Jail a badge of honour for some Aboriginals: report

Mining magnate Andrew Forrest.

Mining magnate and philanthropist Andrew Forrest says jail is a "badge of honour" in some Aboriginal communities after the release of a report showing dismal progress on eradicating indigenous disadvantage.

As Tony Abbott declared the results of the latest Closing the Gap report card "profoundly disappointing", Mr Forrest and Labor called for a target to cut indigenous incarceration rates.

Mr Forrest completed a report for the Prime Minister last year, recommending an overhaul of indigenous training and education programs.

But his boldest proposal was for a "healthy welfare card" for all welfare recipients except aged and veterans pensioners that would ban them spending payments on alcohol or gambling.

He told _The West Australian _ the Government was doing impact studies of his recommendations but warned they must not be cherrypicked.

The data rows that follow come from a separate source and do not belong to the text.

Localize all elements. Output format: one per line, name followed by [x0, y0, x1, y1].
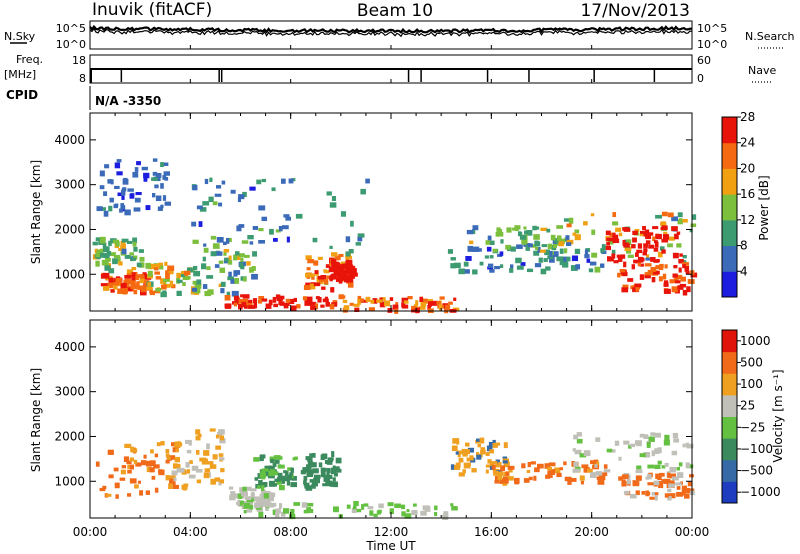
vel-cbar-seg-0 — [722, 481, 737, 504]
power-cbar-label-5: 24 — [740, 136, 755, 150]
nsky-right-tick-bottom: 10^0 — [697, 38, 727, 51]
vel-cbar-seg-6 — [722, 351, 737, 374]
nave-label: Nave — [748, 64, 776, 77]
nsky-right-tick-top: 10^5 — [697, 22, 727, 35]
power-ylabel: Slant Range [km] — [29, 160, 43, 264]
freq-panel: Freq. [MHz] 18 8 60 0 Nave — [4, 53, 776, 85]
power-cbar-seg-0 — [722, 271, 737, 298]
nsearch-label: N.Search — [745, 30, 795, 43]
nave-tick-bottom: 0 — [697, 72, 704, 85]
vel-cbar-label-4: −25 — [740, 420, 765, 434]
vel-cbar-seg-7 — [722, 330, 737, 353]
vel-cbar-label-7: −1000 — [740, 485, 781, 499]
vel-yticks-tick-3: 4000 — [54, 340, 85, 354]
vel-cbar-label-3: 25 — [740, 399, 755, 413]
power-cbar-seg-6 — [722, 117, 737, 144]
station-title: Inuvik (fitACF) — [92, 0, 212, 20]
vel-cbar-seg-4 — [722, 394, 737, 417]
freq-tick-bottom: 8 — [79, 72, 86, 85]
power-panel: 1000 2000 3000 4000 Slant Range [km] 4 8 12 16… — [29, 110, 771, 314]
beam-title: Beam 10 — [357, 1, 433, 21]
nave-tick-top: 60 — [697, 54, 711, 67]
power-yticks-tick-0: 1000 — [54, 267, 85, 281]
freq-tick-top: 18 — [72, 54, 86, 67]
nsearch-trace — [89, 27, 693, 38]
power-cbar-label-4: 20 — [740, 161, 755, 175]
power-yticks-tick-3: 4000 — [54, 133, 85, 147]
power-cbar-seg-3 — [722, 194, 737, 221]
vel-yticks-tick-0: 1000 — [54, 474, 85, 488]
time-tick-6: 00:00 — [675, 525, 710, 539]
nsky-label: N.Sky — [4, 30, 36, 43]
time-tick-0: 00:00 — [73, 525, 108, 539]
power-cbar-seg-5 — [722, 142, 737, 169]
power-cbar-label-2: 12 — [740, 213, 755, 227]
power-cbar-label-3: 16 — [740, 187, 755, 201]
vel-cbar-label-1: 500 — [740, 355, 763, 369]
velocity-y-axis: 1000 2000 3000 4000 — [54, 340, 692, 488]
vel-yticks-tick-2: 3000 — [54, 385, 85, 399]
vel-cbar-label-0: 1000 — [740, 334, 771, 348]
freq-label: Freq. — [16, 53, 43, 66]
power-cbar-label-0: 4 — [740, 264, 748, 278]
time-axis: 00:00 04:00 08:00 12:00 16:00 20:00 00:00 — [73, 45, 710, 539]
cpid-value: N/A -3350 — [95, 94, 161, 108]
power-cbar-seg-4 — [722, 168, 737, 195]
time-tick-3: 12:00 — [374, 525, 409, 539]
freq-steps — [90, 69, 656, 83]
date-title: 17/Nov/2013 — [580, 1, 690, 21]
power-cbar-seg-2 — [722, 219, 737, 247]
power-y-axis: 1000 2000 3000 4000 — [54, 133, 692, 281]
time-tick-5: 20:00 — [574, 525, 609, 539]
time-axis-label: Time UT — [365, 539, 416, 553]
power-scatter — [92, 158, 698, 314]
power-cbar-label-1: 8 — [740, 239, 748, 253]
vel-cbar-label-5: −100 — [740, 442, 773, 456]
time-tick-1: 04:00 — [173, 525, 208, 539]
power-colorbar: 4 8 12 16 20 24 28 — [721, 110, 755, 298]
nsky-trace — [89, 24, 692, 34]
nsky-panel: N.Sky 10^5 10^0 10^5 10^0 N.Search — [4, 20, 795, 51]
power-cbar-seg-1 — [722, 245, 737, 272]
power-colorbar-label: Power [dB] — [757, 175, 771, 240]
time-tick-4: 16:00 — [474, 525, 509, 539]
nsky-left-tick-top: 10^5 — [56, 22, 86, 35]
vel-cbar-seg-5 — [722, 373, 737, 396]
power-cbar-label-6: 28 — [740, 110, 755, 124]
freq-unit: [MHz] — [4, 68, 36, 81]
power-yticks-tick-2: 3000 — [54, 178, 85, 192]
velocity-scatter — [95, 428, 695, 521]
vel-cbar-seg-2 — [722, 438, 737, 461]
velocity-panel: 1000 2000 3000 4000 Slant Range [km] 1000 50… — [29, 319, 785, 521]
nsky-left-tick-bottom: 10^0 — [56, 38, 86, 51]
vel-yticks-tick-1: 2000 — [54, 429, 85, 443]
power-yticks-tick-1: 2000 — [54, 222, 85, 236]
vel-cbar-label-2: 100 — [740, 377, 763, 391]
vel-cbar-seg-1 — [722, 459, 737, 482]
cpid-label: CPID — [6, 88, 38, 102]
velocity-ylabel: Slant Range [km] — [29, 368, 43, 472]
vel-cbar-seg-3 — [722, 416, 737, 439]
vel-cbar-label-6: −500 — [740, 464, 773, 478]
time-tick-2: 08:00 — [273, 525, 308, 539]
velocity-colorbar-label: Velocity [m s⁻¹] — [771, 369, 785, 462]
velocity-colorbar: 1000 500 100 25 −25 −100 −500 −1000 — [721, 329, 781, 504]
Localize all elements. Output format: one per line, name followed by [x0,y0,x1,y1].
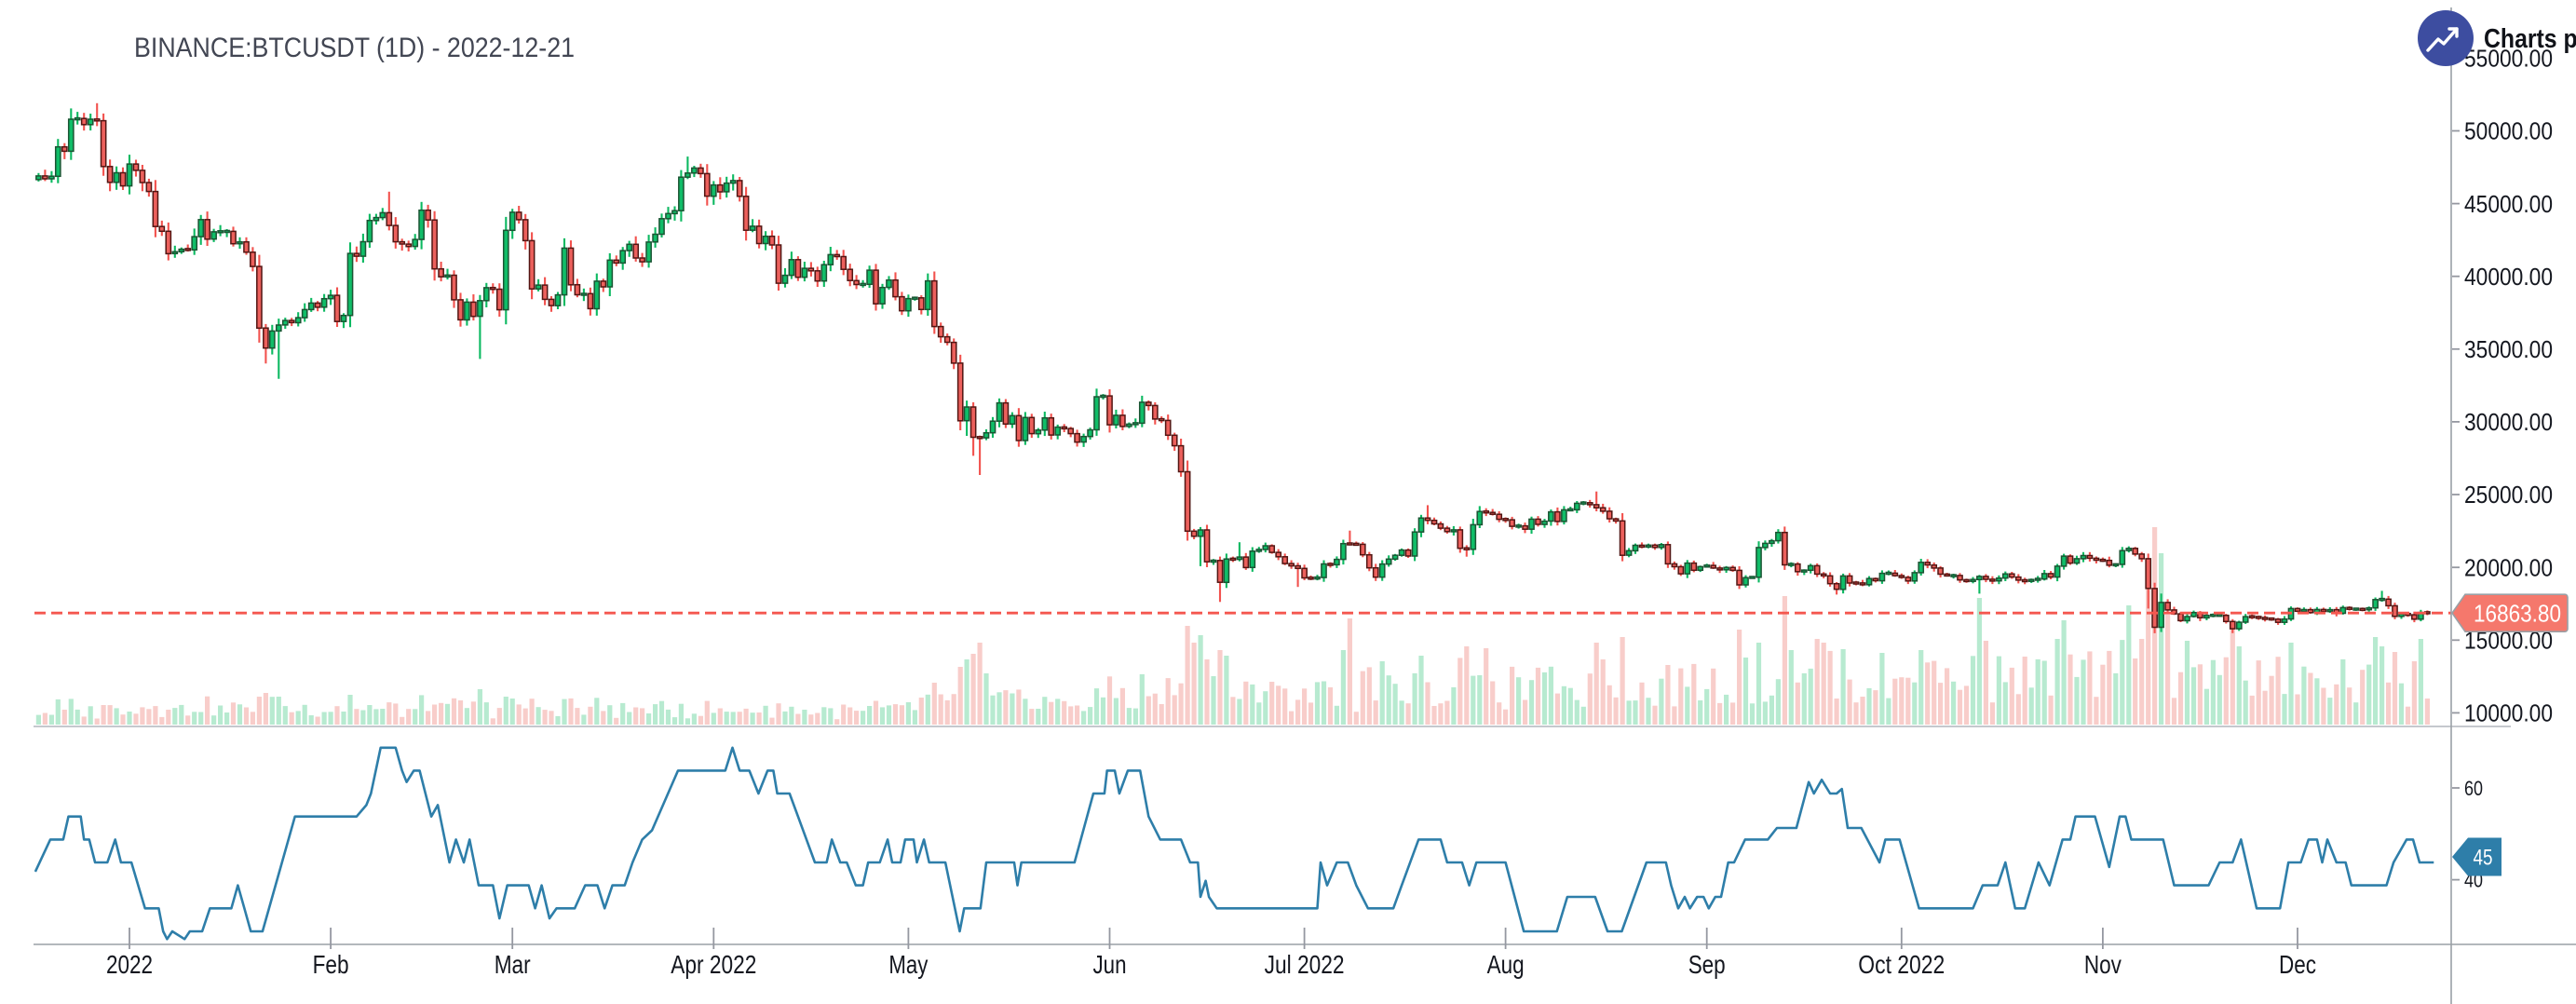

"Only seismic change to the system will lead to the end of the disparity," Mr Forrest said.

"Rather than chip away at closing the gap, we should be out to end disparity completely."

Mr Forrest said a big indicator of disadvantage that must be addressed was jailing rates, with as many indigenous children locked up as finishing school.

"In some communities it is a badge of honour to go to jail instead of school," he said.

Mr Abbott said this year's report was "profoundly disappointing" because most targets were not on track to be met.

There was no overall improvement in literacy and numeracy since 2008, limited progress on better life expectancy within a generation, less employment since 2008 and a failure to get 95 per cent of indigenous four-year-olds in remote communities enrolled at preschool.

However, halving the gap for child mortality was on track to be met by 2018 as was the 2020 target to boost Year 12 graduations.

Mr Abbott said the Government was already acting on many recommendations in the Forrest report to increase indigenous employment and end truancy.

He indicated the Government was looking at the healthy welfare card, which with better policing would reduce jailing rates.

"If we can make this work, it will ensure that people are spending their money on the kinds of things that will help them rather than the kinds of things that will hurt them," he said.

Opposition Leader Bill Shorten criticised the Government for slashing $500 million for indigenous health, families, domestic violence and legal aid services.

"We are compelled to point out what these cuts mean," he said. "It is not too late to seek to repair the harm."

The comments riled about 10 Government MPs, including WA Liberal Melissa Price.

"It was disrespectful to indigenous people and represented cheap point-scoring," she said.